Closed andrewsong777 closed 5 months ago

andrewsong777 commented 5 months ago

Hello, I am trying to adjust the x-axis for the gene expression plots across pseudotimes: genes = ['BASP1', 'CD9', 'DLG2', 'FNBP1', 'FRMD3', 'IL11RA', 'IQCE', 'KCNQ3', 'TOX2', 'BSG', 'CCDC125', 'GABRB3', 'GNB2L1', 'HAPLN4', 'HEBP2', 'HSD17B12']

ISGF10

fig, ax = palantir.plot.plot_gene_trends(ad, genes) ax.set_xlabel('Pseudotime') # Set the x-axis label ax.set_xlim([0, 0.45]) # Set the desired x-axis limits plt.show()

Screenshot 2024-02-20 at 2 49 30 PM

My error message is pasted.

katosh commented 5 months ago

Hello @andrewsong777,

Thank you for bringing this to our attention. The plot.plot_gene_trends function indeed returns a figure object, and the axes within it are generated iteratively in a loop. Consequently, direct access to the axes for modifications like setting the x-axis label isn't provided in a straightforward manner. However, you can still access and manipulate the axes by using the fig.get_axes() method on the returned figure object. Here's how you can set the x-axis label to "Pseudotime" for each subplot:

import matplotlib.pyplot as plt
import palantir

fig = palantir.plot.plot_gene_trends(ad, genes)
for ax in fig.get_axes():
    ax.set_xlabel("Pseudotime")

# Adjust the layout to prevent any overlap
plt.tight_layout()

plt.show()

This approach ensures that each subplot within the figure has its x-axis labeled as "Pseudotime", and plt.tight_layout() adjusts the spacing to make the plot more readable. Let me know if you have any further questions or issues!

andrewsong777 commented 5 months ago

Thank you! What are the units for the y-axis? Is it average read counts?

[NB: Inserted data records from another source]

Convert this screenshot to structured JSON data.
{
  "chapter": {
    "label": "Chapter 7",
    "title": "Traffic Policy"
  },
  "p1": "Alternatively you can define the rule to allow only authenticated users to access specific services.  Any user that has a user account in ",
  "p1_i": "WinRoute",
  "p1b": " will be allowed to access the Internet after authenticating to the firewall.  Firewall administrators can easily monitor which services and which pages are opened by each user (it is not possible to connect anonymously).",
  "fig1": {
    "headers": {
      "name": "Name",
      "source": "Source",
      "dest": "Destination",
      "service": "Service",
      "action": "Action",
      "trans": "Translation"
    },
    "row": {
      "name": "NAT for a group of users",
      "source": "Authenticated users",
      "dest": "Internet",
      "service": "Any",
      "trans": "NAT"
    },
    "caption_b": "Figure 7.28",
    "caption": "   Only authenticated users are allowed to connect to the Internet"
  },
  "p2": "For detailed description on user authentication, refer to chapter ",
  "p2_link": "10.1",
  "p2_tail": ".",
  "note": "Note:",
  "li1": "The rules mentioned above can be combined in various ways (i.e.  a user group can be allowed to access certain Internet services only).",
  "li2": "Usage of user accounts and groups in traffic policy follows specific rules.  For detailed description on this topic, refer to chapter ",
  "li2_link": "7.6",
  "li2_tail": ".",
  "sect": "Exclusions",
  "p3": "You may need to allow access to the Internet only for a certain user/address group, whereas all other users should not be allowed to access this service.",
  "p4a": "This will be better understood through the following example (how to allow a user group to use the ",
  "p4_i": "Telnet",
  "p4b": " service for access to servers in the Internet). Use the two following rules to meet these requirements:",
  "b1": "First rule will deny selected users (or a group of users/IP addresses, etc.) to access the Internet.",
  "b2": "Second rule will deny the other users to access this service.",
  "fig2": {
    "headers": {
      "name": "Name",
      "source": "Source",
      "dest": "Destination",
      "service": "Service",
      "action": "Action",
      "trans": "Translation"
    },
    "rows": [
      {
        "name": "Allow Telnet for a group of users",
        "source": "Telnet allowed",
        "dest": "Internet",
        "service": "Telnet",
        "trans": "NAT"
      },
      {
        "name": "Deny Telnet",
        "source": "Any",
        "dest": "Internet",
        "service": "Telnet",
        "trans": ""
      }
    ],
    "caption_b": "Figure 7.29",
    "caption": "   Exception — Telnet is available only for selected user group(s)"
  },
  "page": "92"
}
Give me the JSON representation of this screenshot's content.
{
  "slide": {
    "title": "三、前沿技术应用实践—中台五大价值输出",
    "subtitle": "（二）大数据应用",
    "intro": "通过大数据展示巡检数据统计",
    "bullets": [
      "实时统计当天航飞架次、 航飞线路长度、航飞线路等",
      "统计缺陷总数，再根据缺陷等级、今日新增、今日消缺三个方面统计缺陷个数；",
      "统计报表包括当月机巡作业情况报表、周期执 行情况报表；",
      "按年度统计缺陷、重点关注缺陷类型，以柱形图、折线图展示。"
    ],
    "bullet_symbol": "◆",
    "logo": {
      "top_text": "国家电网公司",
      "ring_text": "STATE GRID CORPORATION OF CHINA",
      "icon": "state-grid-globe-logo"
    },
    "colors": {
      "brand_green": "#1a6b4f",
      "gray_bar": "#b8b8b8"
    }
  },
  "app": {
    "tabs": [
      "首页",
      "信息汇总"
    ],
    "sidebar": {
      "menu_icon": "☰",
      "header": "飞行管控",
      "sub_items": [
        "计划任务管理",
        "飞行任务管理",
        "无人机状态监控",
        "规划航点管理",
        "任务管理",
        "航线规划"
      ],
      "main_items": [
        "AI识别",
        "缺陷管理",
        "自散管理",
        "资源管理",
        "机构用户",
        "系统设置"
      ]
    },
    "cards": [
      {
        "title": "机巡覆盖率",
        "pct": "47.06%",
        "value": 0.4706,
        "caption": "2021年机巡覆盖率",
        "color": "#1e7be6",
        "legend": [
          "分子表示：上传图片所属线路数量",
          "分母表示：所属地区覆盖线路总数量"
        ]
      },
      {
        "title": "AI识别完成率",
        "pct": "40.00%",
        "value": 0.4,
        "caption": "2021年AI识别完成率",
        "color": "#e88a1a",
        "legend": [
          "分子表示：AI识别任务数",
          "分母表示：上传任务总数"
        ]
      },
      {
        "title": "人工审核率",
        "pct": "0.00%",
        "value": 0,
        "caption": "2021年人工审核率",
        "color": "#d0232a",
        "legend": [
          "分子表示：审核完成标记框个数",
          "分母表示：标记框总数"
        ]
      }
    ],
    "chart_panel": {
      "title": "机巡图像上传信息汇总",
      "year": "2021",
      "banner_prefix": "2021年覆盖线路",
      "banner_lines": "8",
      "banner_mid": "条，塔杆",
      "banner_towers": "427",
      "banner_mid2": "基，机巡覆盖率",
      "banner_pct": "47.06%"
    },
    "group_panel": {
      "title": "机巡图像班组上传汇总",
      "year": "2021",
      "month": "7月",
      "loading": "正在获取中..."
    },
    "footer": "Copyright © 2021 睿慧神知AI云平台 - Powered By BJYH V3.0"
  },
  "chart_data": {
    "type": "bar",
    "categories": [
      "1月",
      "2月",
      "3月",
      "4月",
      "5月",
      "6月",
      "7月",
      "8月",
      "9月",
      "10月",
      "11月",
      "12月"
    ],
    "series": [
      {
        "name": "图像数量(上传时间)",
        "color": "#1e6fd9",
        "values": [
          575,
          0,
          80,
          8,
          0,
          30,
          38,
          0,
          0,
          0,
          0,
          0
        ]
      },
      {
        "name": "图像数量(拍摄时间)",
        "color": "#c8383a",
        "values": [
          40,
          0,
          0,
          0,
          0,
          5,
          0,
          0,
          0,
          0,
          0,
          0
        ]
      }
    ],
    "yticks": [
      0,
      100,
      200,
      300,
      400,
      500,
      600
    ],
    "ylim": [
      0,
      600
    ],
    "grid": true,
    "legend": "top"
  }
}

katosh commented 4 months ago

I would just refer to it as a gene-expression level. Its values can be compared within a gene but its unit is hard to pin down and depends a lot on its processing, e.g., the normalization strategy, and the pseudo-count in the log-transformtion.

To compute the trend line we use a Gaussian Process to find the "best" smooth function that could have generated the measured gene-expression levels under some assumptions about the noise of these measurements sigma and the smoothness of this function ls. We use Mellon's FunctionEstimator to find this function (also s. this tutorial). Unlike simple moving averages, this approach can predict values outside the observed range, accommodating for potential peaks between data points.